Après la victoire électorale d'Erdogan en 2002, les défenseurs des droits de l'homme l'avaient initialement salué pour ses
efforts en matière de liberté d'expression. Mais après une tentative infructueuse de l'opposition laïque pour interdire le parti d'Erdogan en 2008, les observateurs estiment qu'il s’est engagé
dans une campagne systématique pour réduire au silence ses opposants. Selon eux, les limites à la liberté de la presse reflètent également le fait que la Turquie ne se sent plus obligées
d'adhérer aux normes occidentales à une époque où elle joue le rôle de puissance régionale et que les négociations pour son adhésion à l'Union Européenne sont en plein désarroi.
En mars dernier, lorsque les officiers de police sont venus chez eux pour les placer en garde à vue, Nedim Sener et Ahmet Sik
ont fait de la provocation devant les caméras de télévision : « Quiconque y touche, se brûle ! » s'est écrié Ahmet Sik, faisant référence au mouvement Gülen dont les membres,
selon les analystes, ont infiltré les plus hauts niveaux de la police et du système judiciaire du pays. En mars, le manuscrit de L'armée de
l'imam, le livre-enquête d'Ahmet Sik sur ce mouvement, a été confisqué par la police. Mais celle-ci a été incapable d'arrêter sa publication
sur Internet ; 20 000 internautes l’ont téléchargé.

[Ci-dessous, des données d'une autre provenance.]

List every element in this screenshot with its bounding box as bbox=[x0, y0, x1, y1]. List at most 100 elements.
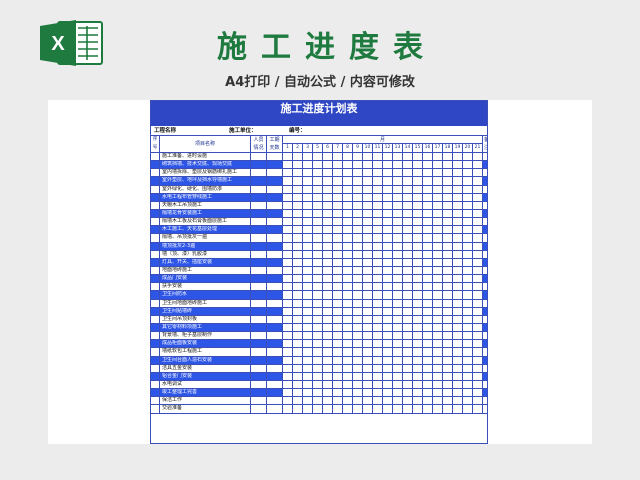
row-day-cell bbox=[433, 340, 443, 348]
row-day-cell bbox=[393, 193, 403, 201]
row-day-cell bbox=[383, 348, 393, 356]
row-day-cell bbox=[403, 234, 413, 242]
table-row: 卫生间防水 bbox=[151, 291, 487, 300]
row-day-cell bbox=[473, 405, 483, 413]
row-day-cell bbox=[353, 209, 363, 218]
row-day-cell bbox=[283, 364, 293, 372]
row-day-cell bbox=[333, 307, 343, 315]
row-day-cell bbox=[403, 389, 413, 397]
row-day-cell bbox=[453, 397, 463, 405]
row-day-cell bbox=[313, 364, 323, 372]
day-header-cell: 11 bbox=[373, 144, 383, 152]
row-day-cell bbox=[283, 185, 293, 193]
row-day-cell bbox=[313, 193, 323, 201]
row-info-cell bbox=[251, 340, 267, 348]
row-note-cell bbox=[483, 251, 487, 258]
row-day-cell bbox=[423, 283, 433, 291]
row-day-cell bbox=[343, 389, 353, 397]
row-info-cell bbox=[267, 242, 283, 250]
row-day-cell bbox=[303, 185, 313, 193]
row-day-cell bbox=[393, 209, 403, 218]
row-day-cell bbox=[303, 161, 313, 169]
row-info-cell bbox=[267, 218, 283, 226]
workers-header: 人员 情况 bbox=[251, 136, 267, 152]
row-day-cell bbox=[373, 153, 383, 161]
row-day-cell bbox=[413, 275, 423, 283]
row-day-cell bbox=[353, 218, 363, 226]
row-seq-cell bbox=[151, 218, 160, 226]
row-day-cell bbox=[443, 356, 453, 364]
row-day-cell bbox=[433, 185, 443, 193]
row-seq-cell bbox=[151, 275, 160, 283]
row-day-cell bbox=[363, 340, 373, 348]
row-day-cell bbox=[283, 266, 293, 275]
row-day-cell bbox=[413, 405, 423, 413]
row-day-cell bbox=[473, 153, 483, 161]
row-day-cell bbox=[303, 153, 313, 161]
row-day-cell bbox=[463, 177, 473, 185]
row-note-cell bbox=[483, 258, 487, 266]
table-row: 施工准备、进时设施 bbox=[151, 153, 487, 162]
row-day-cell bbox=[323, 291, 333, 299]
unit-label: 施工单位： bbox=[229, 128, 257, 134]
row-note-cell bbox=[483, 177, 487, 185]
row-seq-cell bbox=[151, 332, 160, 340]
row-day-cell bbox=[433, 218, 443, 226]
row-day-cell bbox=[333, 218, 343, 226]
row-day-cell bbox=[383, 161, 393, 169]
row-info-cell bbox=[267, 323, 283, 332]
row-day-cell bbox=[443, 332, 453, 340]
row-day-cell bbox=[413, 226, 423, 234]
row-day-cell bbox=[453, 364, 463, 372]
row-seq-cell bbox=[151, 226, 160, 234]
row-day-cell bbox=[463, 291, 473, 299]
row-day-cell bbox=[303, 201, 313, 209]
row-day-cell bbox=[313, 332, 323, 340]
day-header-cell: 15 bbox=[413, 144, 423, 152]
row-day-cell bbox=[363, 323, 373, 332]
row-day-cell bbox=[463, 397, 473, 405]
row-seq-cell bbox=[151, 185, 160, 193]
row-day-cell bbox=[423, 372, 433, 380]
table-row: 墙（顶、漆）乳胶漆 bbox=[151, 250, 487, 259]
row-day-cell bbox=[383, 405, 393, 413]
row-day-cell bbox=[473, 250, 483, 258]
row-day-cell bbox=[393, 250, 403, 258]
row-day-cell bbox=[353, 340, 363, 348]
row-note-cell bbox=[483, 209, 487, 218]
row-day-cell bbox=[473, 372, 483, 380]
row-day-cell bbox=[403, 323, 413, 332]
row-day-cell bbox=[293, 348, 303, 356]
row-day-cell bbox=[343, 193, 353, 201]
row-day-cell bbox=[283, 209, 293, 218]
row-day-cell bbox=[393, 372, 403, 380]
row-seq-cell bbox=[151, 177, 160, 185]
row-day-cell bbox=[383, 242, 393, 250]
row-info-cell bbox=[251, 299, 267, 307]
row-day-cell bbox=[313, 340, 323, 348]
row-note-cell bbox=[483, 226, 487, 234]
row-day-cell bbox=[353, 234, 363, 242]
row-day-cell bbox=[393, 218, 403, 226]
row-day-cell bbox=[383, 323, 393, 332]
row-day-cell bbox=[443, 348, 453, 356]
row-day-cell bbox=[363, 348, 373, 356]
row-day-cell bbox=[333, 323, 343, 332]
row-day-cell bbox=[293, 250, 303, 258]
row-note-cell bbox=[483, 275, 487, 283]
row-day-cell bbox=[333, 201, 343, 209]
row-info-cell bbox=[251, 177, 267, 185]
row-note-cell bbox=[483, 186, 487, 193]
row-day-cell bbox=[473, 348, 483, 356]
row-day-cell bbox=[333, 405, 343, 413]
day-header-cell: 10 bbox=[363, 144, 373, 152]
row-day-cell bbox=[283, 226, 293, 234]
row-info-cell bbox=[267, 380, 283, 389]
row-seq-cell bbox=[151, 291, 160, 299]
row-day-cell bbox=[333, 364, 343, 372]
table-row: 保洁工作 bbox=[151, 397, 487, 406]
row-day-cell bbox=[443, 380, 453, 389]
row-info-cell bbox=[251, 226, 267, 234]
row-day-cell bbox=[363, 291, 373, 299]
row-day-cell bbox=[383, 153, 393, 161]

Comme Internet est devenu l'arme principale pour lutter contre la censure, l’accès à plus de 15 000 sites internet a été bloqué par l’État, d'après engelliweb.com, qui recense les pages visées par la censure. Durant
plus de deux ans, et jusqu'à l'automne dernier, Youtube a été interdit en raison de vidéos considérées comme insultantes pour Mustafa Kemal Atatürk, le fondateur de la Turquie moderne. L'agence
turque de surveillance a demandé l'été dernier aux sites internet d'interdire 138 mots, dont « animal », « érotique » et « zoo » en anglais et « gros »,
« blond » et « jupe » en turc. Mais l'interdiction à inspiré un concours en ligne de la meilleure nouvelle écrite à partir des mots interdits, rendant ainsi hommage à la
culture média turque toujours dynamique.